Stanford's contribution is $1.5 million. When coupled with the city of Menlo Park's contribution of an additional $1 million, prudent investment of the total $2.5 million endowment can reasonably be expected to yield 5-6%, or from $125,000 to $150,000 per year.
If Stanford's practice with respect to its own endowment is followed, something like two-thirds of the annual earnings would be available for current use and the remainder would be added to the endowment to maintain its effective size after compensating for inflation. Thus, maybe as much as $100,000 a year may be available from the endowment to pay for educating students.
If we assume a per student cost of $20,000 a year, which is in the middle between the statewide average and the actual Menlo Park Elementary numbers, the endowment will cover five students.
The Almanac news story about the endowment did not state how many elementary school students Stanford projects to be living in the Middle Plaza complex. If it is more than five, the endowment will not cover the cost. In the absence of property tax revenue, taxpayers will be subsidizing Stanford.

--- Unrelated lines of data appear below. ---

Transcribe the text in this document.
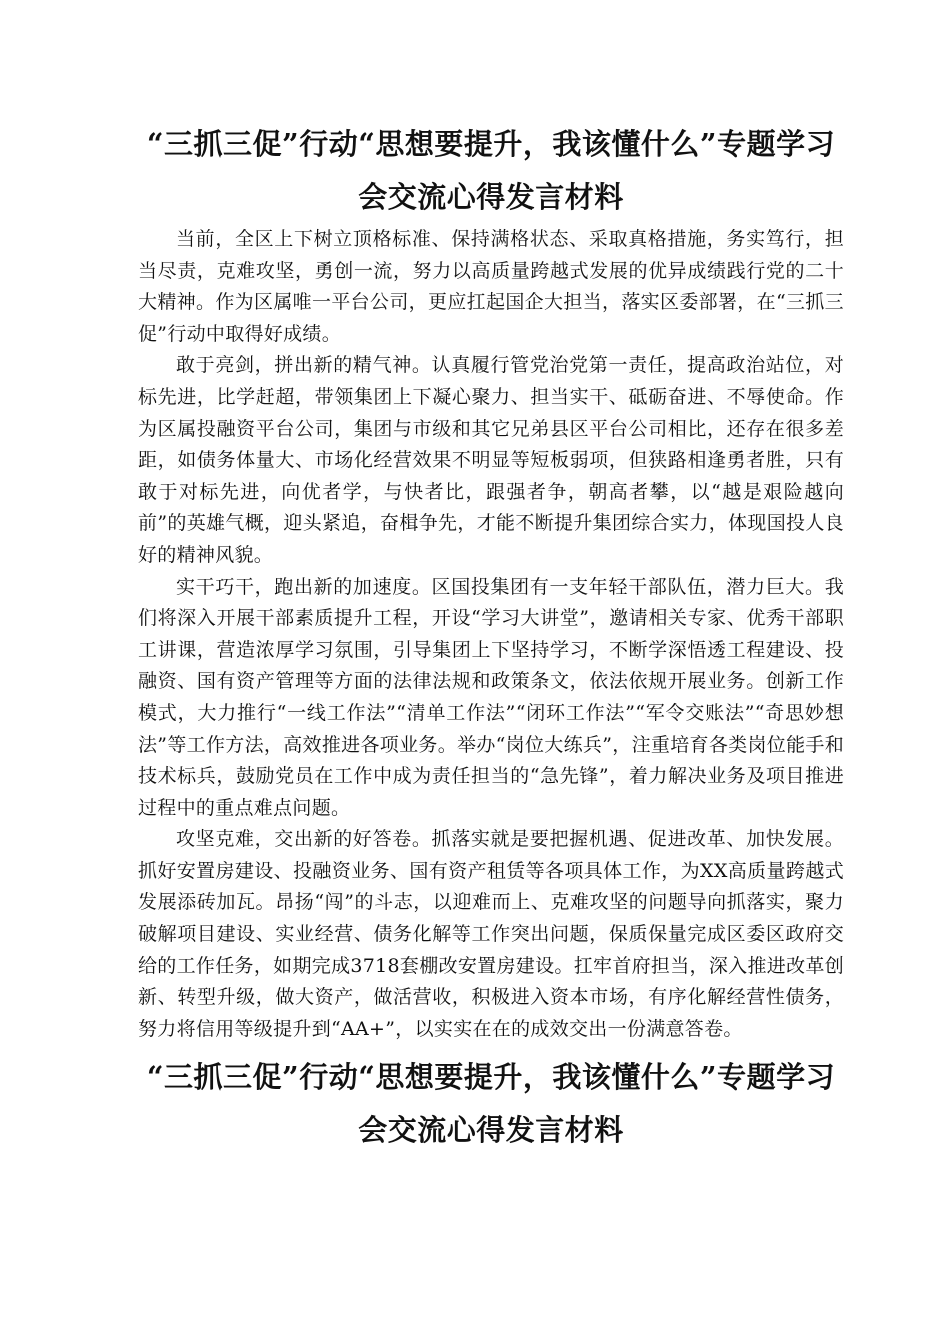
“三抓三促”行动“思想要提升，我该懂什么”专题学习会交流心得发言材料

当前，全区上下树立顶格标准、保持满格状态、采取真格措施，务实笃行，担当尽责，克难攻坚，勇创一流，努力以高质量跨越式发展的优异成绩践行党的二十大精神。作为区属唯一平台公司，更应扛起国企大担当，落实区委部署，在“三抓三促”行动中取得好成绩。

敢于亮剑，拼出新的精气神。认真履行管党治党第一责任，提高政治站位，对标先进，比学赶超，带领集团上下凝心聚力、担当实干、砥砺奋进、不辱使命。作为区属投融资平台公司，集团与市级和其它兄弟县区平台公司相比，还存在很多差距，如债务体量大、市场化经营效果不明显等短板弱项，但狭路相逢勇者胜，只有敢于对标先进，向优者学，与快者比，跟强者争，朝高者攀，以“越是艰险越向前”的英雄气概，迎头紧追，奋楫争先，才能不断提升集团综合实力，体现国投人良好的精神风貌。

实干巧干，跑出新的加速度。区国投集团有一支年轻干部队伍，潜力巨大。我们将深入开展干部素质提升工程，开设“学习大讲堂”，邀请相关专家、优秀干部职工讲课，营造浓厚学习氛围，引导集团上下坚持学习，不断学深悟透工程建设、投融资、国有资产管理等方面的法律法规和政策条文，依法依规开展业务。创新工作模式，大力推行“一线工作法”“清单工作法”“闭环工作法”“军令交账法”“奇思妙想法”等工作方法，高效推进各项业务。举办“岗位大练兵”，注重培育各类岗位能手和技术标兵，鼓励党员在工作中成为责任担当的“急先锋”，着力解决业务及项目推进过程中的重点难点问题。

攻坚克难，交出新的好答卷。抓落实就是要把握机遇、促进改革、加快发展。抓好安置房建设、投融资业务、国有资产租赁等各项具体工作，为XX高质量跨越式发展添砖加瓦。昂扬“闯”的斗志，以迎难而上、克难攻坚的问题导向抓落实，聚力破解项目建设、实业经营、债务化解等工作突出问题，保质保量完成区委区政府交给的工作任务，如期完成3718套棚改安置房建设。扛牢首府担当，深入推进改革创新、转型升级，做大资产，做活营收，积极进入资本市场，有序化解经营性债务，努力将信用等级提升到“AA+”，以实实在在的成效交出一份满意答卷。

“三抓三促”行动“思想要提升，我该懂什么”专题学习会交流心得发言材料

Whether the development generates property tax revenue will depend on how it is managed. If Stanford manages the property directly, it will remain tax exempt. On the other hand, if, as has been the case with the Stanford's shopping center and other property, Stanford enters into a long-term lease arrangement with a for-profit property management enterprise, the resulting leasehold interest may be subject to property taxes.
What the tax revenue may be will depend on the assessed valuation of the leasehold interest. Whether any tax revenue will be sufficient, when added to the endowment to compensate the Elementary District for the students residing in the Middle Plaza complex, will depend on how many students come to be involved.
Thus, whether district taxpayers should be appreciative of the Stanford endowment or will be subsidizing Stanford will depend on future developments.